靖子さん「教えてもらったように、ヨガとフラダンスを始めて、彼のことを考える時間を減らしました。同年代と年下の友人ができて、楽しく続けています。彼にわがままを言うこともなくなったし、いい方向に進んでいると思うので、もしプロポーズされたら報告しますね」
今回のテーマは、彼への愛情が強くなりすぎたときの対処法。
相手への愛情が強くなると、メールや会う回数、気持ちの伝え方などで、自分の考えを押し付けがちになるもの。すると相手は、それに戸惑い、窮屈さを感じ、少しずつ距離を取り始めてしまいます。
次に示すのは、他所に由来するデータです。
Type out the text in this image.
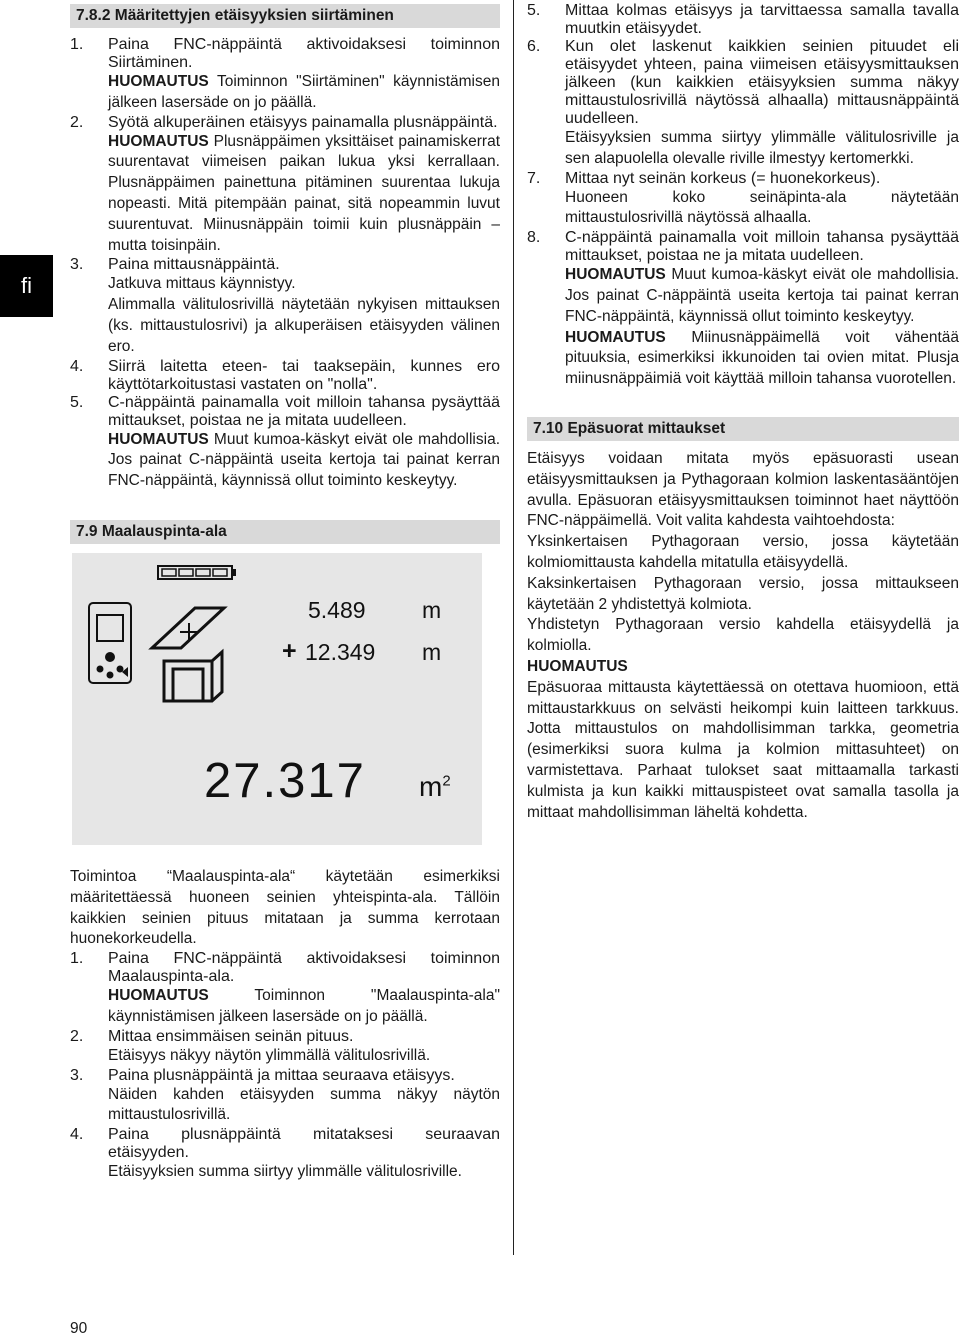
fi
7.8.2 Määritettyjen etäisyyksien siirtäminen
1.	Paina FNC-näppäintä aktivoidaksesi toiminnon Siirtäminen.

HUOMAUTUS Toiminnon "Siirtäminen" käynnistämisen jälkeen lasersäde on jo päällä.

2.	Syötä alkuperäinen etäisyys painamalla plusnäppäintä.

HUOMAUTUS Plusnäppäimen yksittäiset painamiskerrat suurentavat viimeisen paikan lukua yksi kerrallaan. Plusnäppäimen painettuna pitäminen suurentaa lukuja nopeasti. Mitä pitempään painat, sitä nopeammin luvut suurentuvat. Miinusnäppäin toimii kuin plusnäppäin – mutta toisinpäin.

3.	Paina mittausnäppäintä.

Jatkuva mittaus käynnistyy.

Alimmalla välitulosrivillä näytetään nykyisen mittauksen (ks. mittaustulosrivi) ja alkuperäisen etäisyyden välinen ero.

4.	Siirrä laitetta eteen- tai taaksepäin, kunnes ero käyttötarkoitustasi vastaten on "nolla".
5.	C-näppäintä painamalla voit milloin tahansa pysäyttää mittaukset, poistaa ne ja mitata uudelleen.

HUOMAUTUS Muut kumoa-käskyt eivät ole mahdollisia. Jos painat C-näppäintä useita kertoja tai painat kerran FNC-näppäintä, käynnissä ollut toiminto keskeytyy.

7.9 Maalauspinta-ala
5.489 m
+ 12.349 m
27.317 $m^2$

Toimintoa “Maalauspinta-ala“ käytetään esimerkiksi määritettäessä huoneen seinien yhteispinta-ala. Tällöin kaikkien seinien pituus mitataan ja summa kerrotaan huonekorkeudella.

1.	Paina FNC-näppäintä aktivoidaksesi toiminnon Maalauspinta-ala.

HUOMAUTUS Toiminnon "Maalauspinta-ala" käynnistämisen jälkeen lasersäde on jo päällä.

2.	Mittaa ensimmäisen seinän pituus.

Etäisyys näkyy näytön ylimmällä välitulosrivillä.

3.	Paina plusnäppäintä ja mittaa seuraava etäisyys.

Näiden kahden etäisyyden summa näkyy näytön mittaustulosrivillä.

4.	Paina plusnäppäintä mitataksesi seuraavan etäisyyden.

Etäisyyksien summa siirtyy ylimmälle välitulosriville.

5.	Mittaa kolmas etäisyys ja tarvittaessa samalla tavalla muutkin etäisyydet.
6.	Kun olet laskenut kaikkien seinien pituudet eli etäisyydet yhteen, paina viimeisen etäisyysmittauksen jälkeen (kun kaikkien etäisyyksien summa näkyy mittaustulosrivillä näytössä alhaalla) mittausnäppäintä uudelleen.

Etäisyyksien summa siirtyy ylimmälle välitulosriville ja sen alapuolella olevalle riville ilmestyy kertomerkki.

7.	Mittaa nyt seinän korkeus (= huonekorkeus).

Huoneen koko seinäpinta-ala näytetään mittaustulosrivillä näytössä alhaalla.

8.	C-näppäintä painamalla voit milloin tahansa pysäyttää mittaukset, poistaa ne ja mitata uudelleen.

HUOMAUTUS Muut kumoa-käskyt eivät ole mahdollisia. Jos painat C-näppäintä useita kertoja tai painat kerran FNC-näppäintä, käynnissä ollut toiminto keskeytyy.

HUOMAUTUS Miinusnäppäimellä voit vähentää pituuksia, esimerkiksi ikkunoiden tai ovien mitat. Plusja miinusnäppäimiä voit käyttää milloin tahansa vuorotellen.

7.10 Epäsuorat mittaukset

Etäisyys voidaan mitata myös epäsuorasti usean etäisyysmittauksen ja Pythagoraan kolmion laskentasääntöjen avulla. Epäsuoran etäisyysmittauksen toiminnot haet näyttöön FNC-näppäimellä. Voit valita kahdesta vaihtoehdosta:

Yksinkertaisen Pythagoraan versio, jossa käytetään kolmiomittausta kahdella mitatulla etäisyydellä.

Kaksinkertaisen Pythagoraan versio, jossa mittaukseen käytetään 2 yhdistettyä kolmiota.

Yhdistetyn Pythagoraan versio kahdella etäisyydellä ja kolmiolla.

HUOMAUTUS

Epäsuoraa mittausta käytettäessä on otettava huomioon, että mittaustarkkuus on selvästi heikompi kuin laitteen tarkkuus. Jotta mittaustulos on mahdollisimman tarkka, geometria (esimerkiksi suora kulma ja kolmion mittasuhteet) on varmistettava. Parhaat tulokset saat mittaamalla tarkasti kulmista ja kun kaikki mittauspisteet ovat samalla tasolla ja mittaat mahdollisimman läheltä kohdetta.

90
特に、靖子さんのように、『好き』『会いたい』という気持ちを全面的に伝えるタイプの女性は要注意。男性はそこまで自分に愛情を向けられると、その女性や二人の関係を大切にできなくなる傾向があるのです。
また、大人世代のカップルほど、仕事、友人や家族、趣味など大事なものが増え、自分のライフスタイルも確立されているので、できるだけ愛情の量をシンクロさせて、二人にとって最適な交際ペースを見極める必要があります。
それらの問題を解決するためには、狭くなった視野を広げること。家の外へ出て、多くの人と会い、何かを始めるなどして、生活のリズムを変えましょう。近い将来、彼との結婚を考えているのであれば、「その前に一生モノの友人や趣味などを増やすいいチャンス」というくらいのポジティブさがあった方がいいのです。
もしあなたの愛情が強くなりすぎて、彼との会話が減ったり、彼から怒りをぶつけられるようになったり、ケンカが増えたら危険信号。放置すると、自力では解決しにくい状態にまでこじれてしまうだけに、早めに上記のような行動を取りましょう。
どんなに強い恋人への愛情も、同じテンションが永遠に続くことはありません。とりわけ大人の女性は、彼に今の感情を情動的に押し付けることなく、二人の関係を長い目で見た上で行動してほしいものです。